Mereka suguhkan dengan sangat apik. Hingga tak pantas didengar oleh anaknya
yang terkapar menunggu ajal.
Vembri
terbangun, namun tak dilihatnya satu orang pun disekelilingnya. Ia mencoba
memanggil suster yang berjaga dikamarnya.
“Sus…
tolong minta air putihnya saya haus.”
“Oh
iya Mbak… (berjalan menghampiri tempat pembaringannya) ini Mbak, hati-hati.”
“Mama
Papa saya kemana ya Sus? Apa mereka belum kesini.”
“Sudah
Mbak, beliau baru bertemu dengan Dokter.”
“Oh.
(jawabnya datar) Memangnya saya sakit apa Sus?”
“Maaf
Mbak… Suster kurang tahu masalah itu.” (ditinggalnya oleh Suster menyiapkan
makan siang untuk pasien lain)
Tak
terasa seminggu sudah ia terbaring di tempat yang menyiksanya. Badannya semakin
kurus kering tak berupa. Ardhian yang menjenguknya pun hanya bisa diam,
menangis tak sepatah kata pun keluar dari mulutnya. Ia setia menunggui Vembri
yang sekarat menunggu malaikat mencabutnya. Orang tuanya yang dahulu berpijak
pada pendiriannya masing-masing kini sudah mulai mereda. Sudah tak tampak lagi
ego diantara mereka.
“Bintang…
Bin, aku ikut Bin… jangan lari.” (igauan Vembri dengan bibir pucatnya yang
menggigil)
Sonya
pun panik, “Sayang bangun sayang… ini Mama disini Nak?”
(Vembri
pun tetap tidak mendengar) Bintang… tunggu aku?? Aku mau ikut kamu. Tunggu
Bin….”
Seketika
Vembri tersadar dan menangis, “Ma… Vembri takut?? Kenapa Bintang ngajakin aku
ikut dia????”
Sonya
pun hanya menangis tak berdaya.
“Ma…
kenapa Mama nangis?? Vembri baik-baik kog Ma.
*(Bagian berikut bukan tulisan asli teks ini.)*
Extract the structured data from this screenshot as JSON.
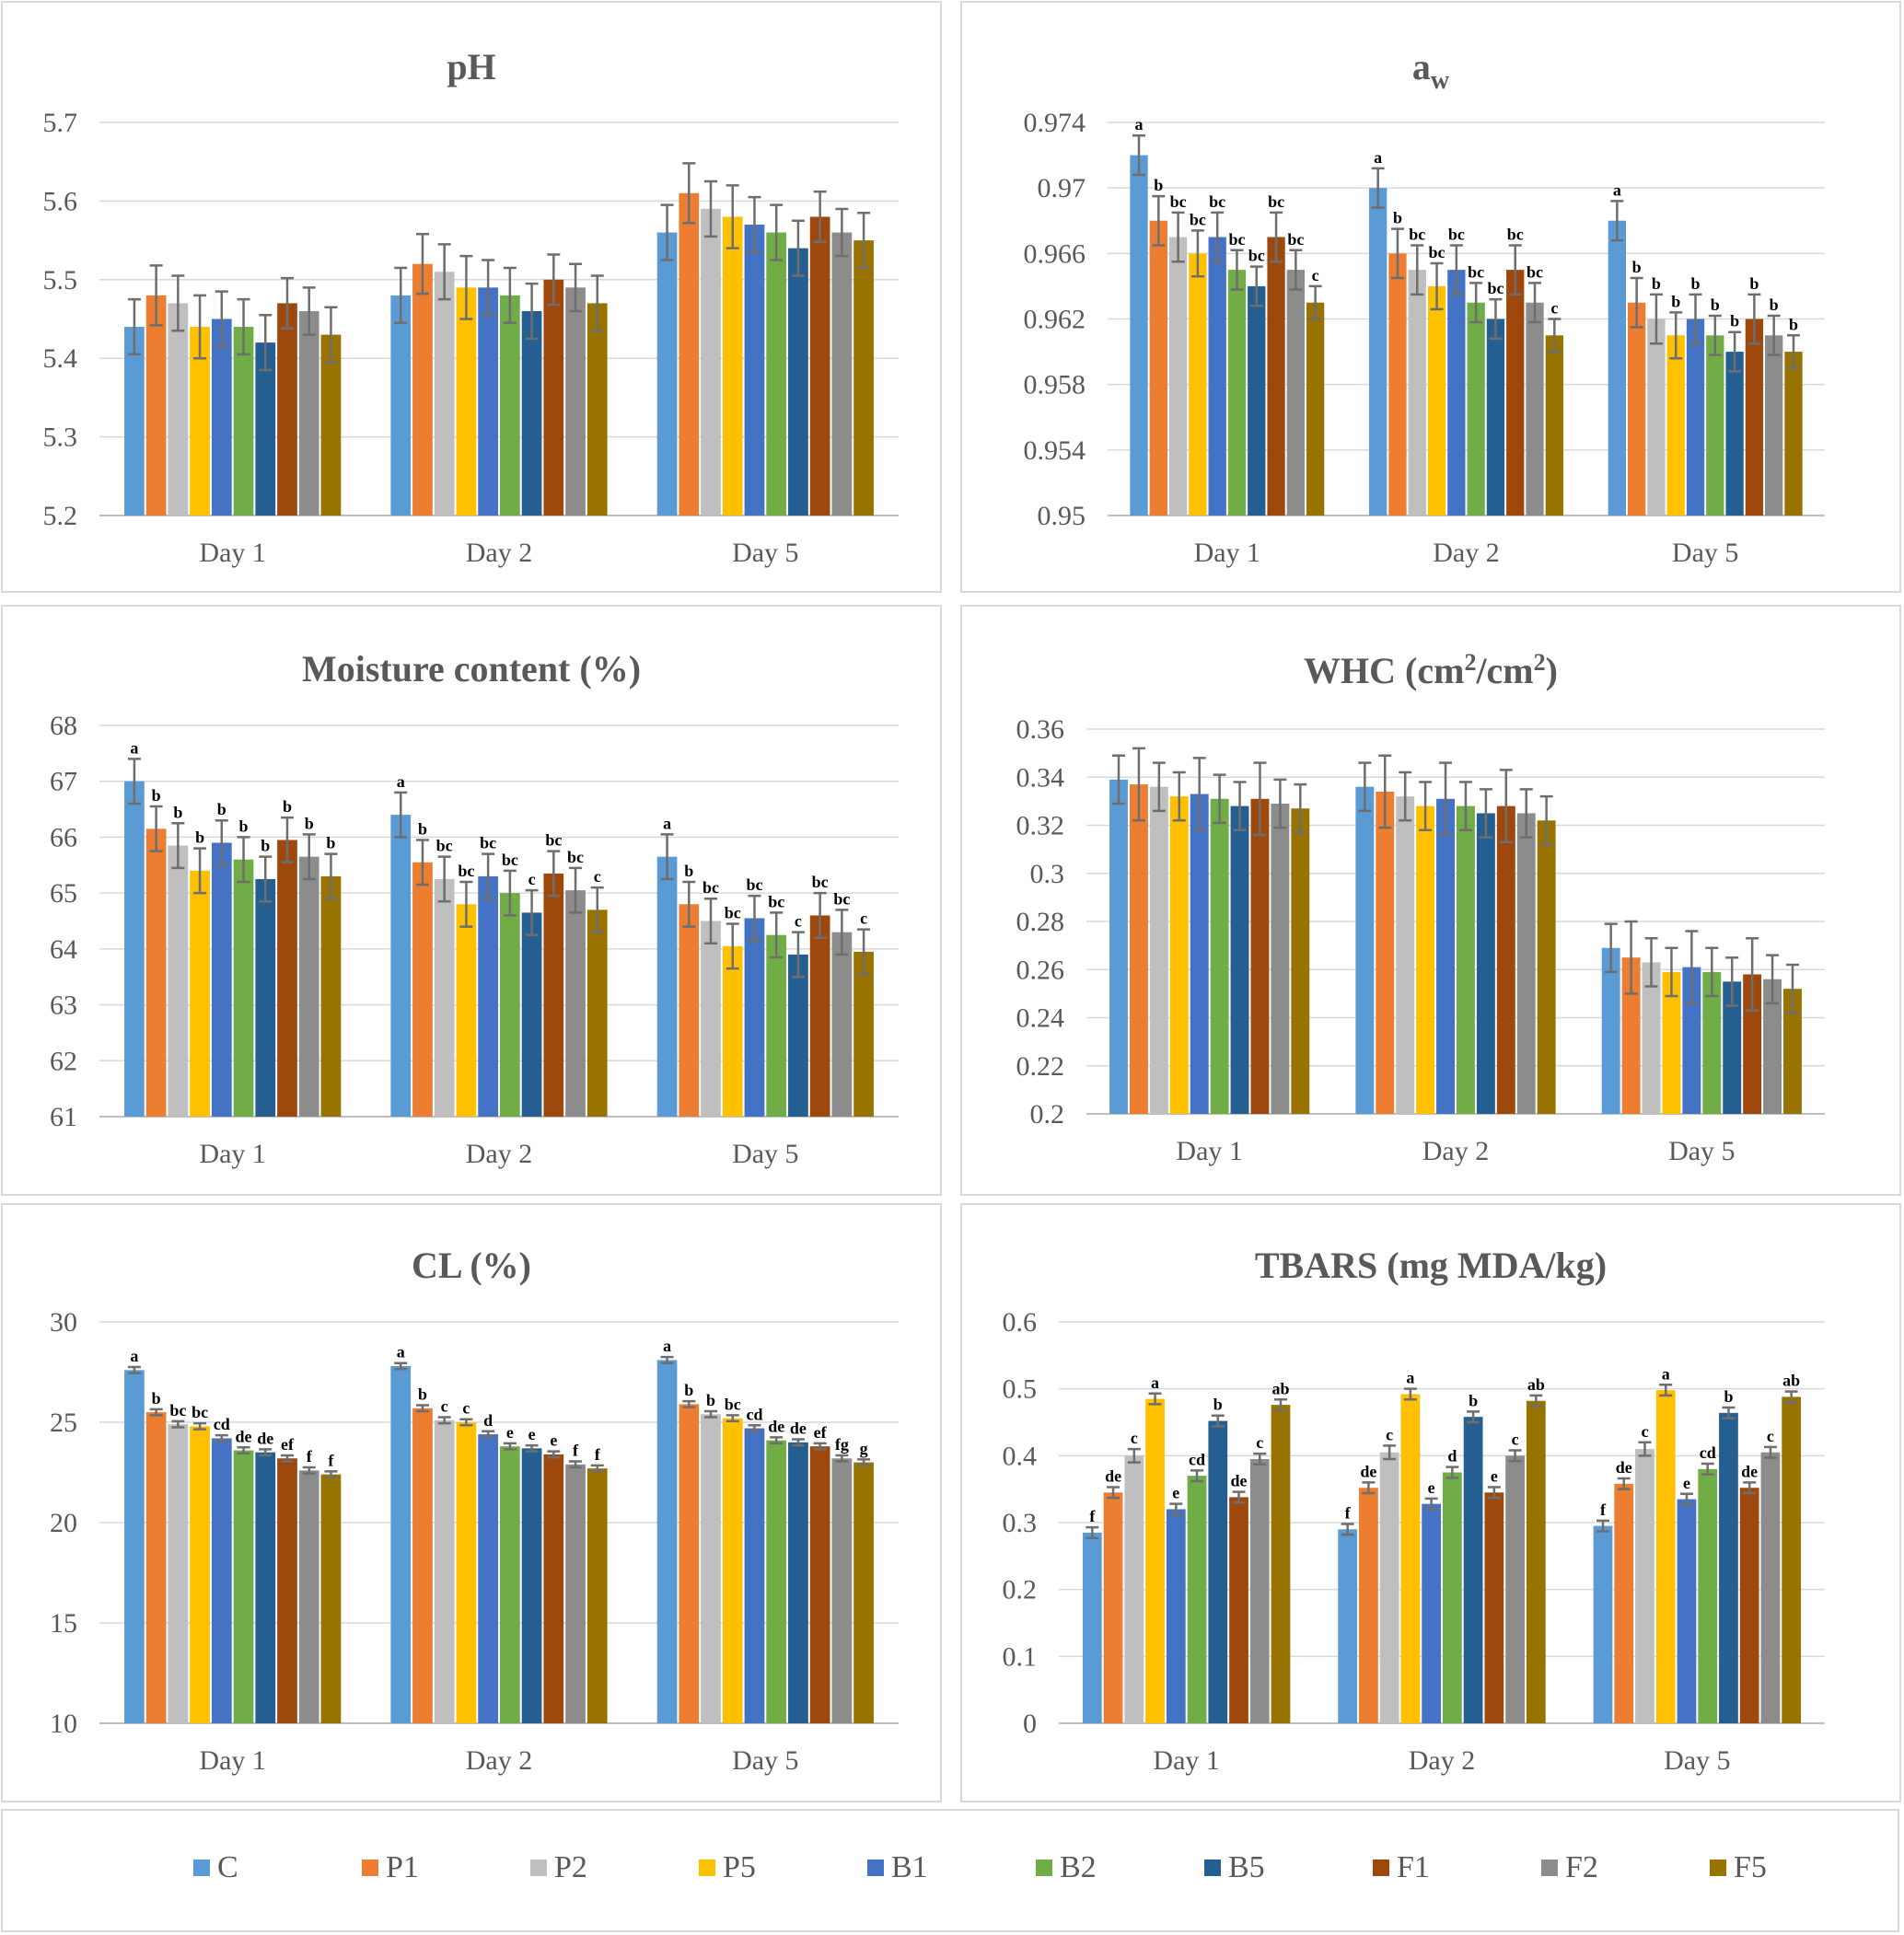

Jangan sedih, nanti cantiknya
hilang lhow Ma??” (Vembri mencoba menghilangkan rasa gelisha yang tak bisa
disembunyikan oleh Sonya)
(Sonya
tersenyum) “Iya sayang… Mama gak sedih kok. Mama temani Vembri disini ya, jadi
gak usah takut sayang.”
(melongokkan
kepala) “Ma… Papa mana? Vembri pengen ketemu sama Papa.”
Dipanggilnya
suami yang duduk di sudut ruang. Lalu mereka bergegas menyambangi putri
kecilnya.
“Pa….”
(dipanggilnya lirih)
“Iya
kenapa Vemb… Udah enakan kan sekarang?”
“Udah
Pa, cuma masih pusing aja. (memegang kepalanya) Pa, Vembri ada satu permintaan,
tapi Papa bisa nepatin gak ya??” (celotehnya biasa)
“Apa
Vemb? Semua akan Papa lakukan buat Vembri.” (Sonya mengusap-usap dahi Vembri
dan sesekali menciuminya)
“Vembri
gak mau lihat Papa Mama bertengkar kayak kemarin lagi. Papa yang akur dong sama
Mama. Jangan galak-galak sama Mama, kan kasihan Pa? Apa Papa gak kasihan kalau
nanti Vembri udah pergi, Papa masih marah-marah sama Mama terus?”
“Shhuuutttttt…
kamu ngomong apa Nak?? Kamu itu baik-baik saja. Kamu pasti sembuh.” (dengan
nada optomis)
“Iya
Pa… Vembri pasti sembuh tapi umur manusia juga cuma Tuhan yang tahu. Makanya
Papa Mama janji ya sama Vembri, gak bakal berantem-berantem kayak kemarin
lagi.”
Kedua
orang tuanya saling memandang, dan sejenak terdiam seakan menyimpan tanya.
“Udah
Ma… gak usah banyak mikir. Yakinlah Ma, ego kalau diturutin gak akan ada
habisnya.”
“Iya
sayang… Papa Mama baik-baik aja kok. Tapi yang penting Vembri cepet sembuh ya??
Mama gak mau lihat Vembri kayak gini.” (Dipeluknya tubuh ramping yang mulai
kusut)
“Doain
Vembri ya Ma… biar Vembri cepet sembuh. Biar Vembri bisa cari Bintang, biar
Vembri bisa gangguin Mama desain baju.” (sekali lagi Sonya mencium kening anak
semata wayangnya yang sedang meregang nyawa)
Disitulah
ia genggam erat-erat tangan Ayahnya. Namun perlahan-lahan genggaman itu lepas.
Dicarinya genggaman itu namun sudah tiada. Genggaman yang ia rasakan satu detik
yang lalu kini hanyalah kenangan yang pertama dan terakhir.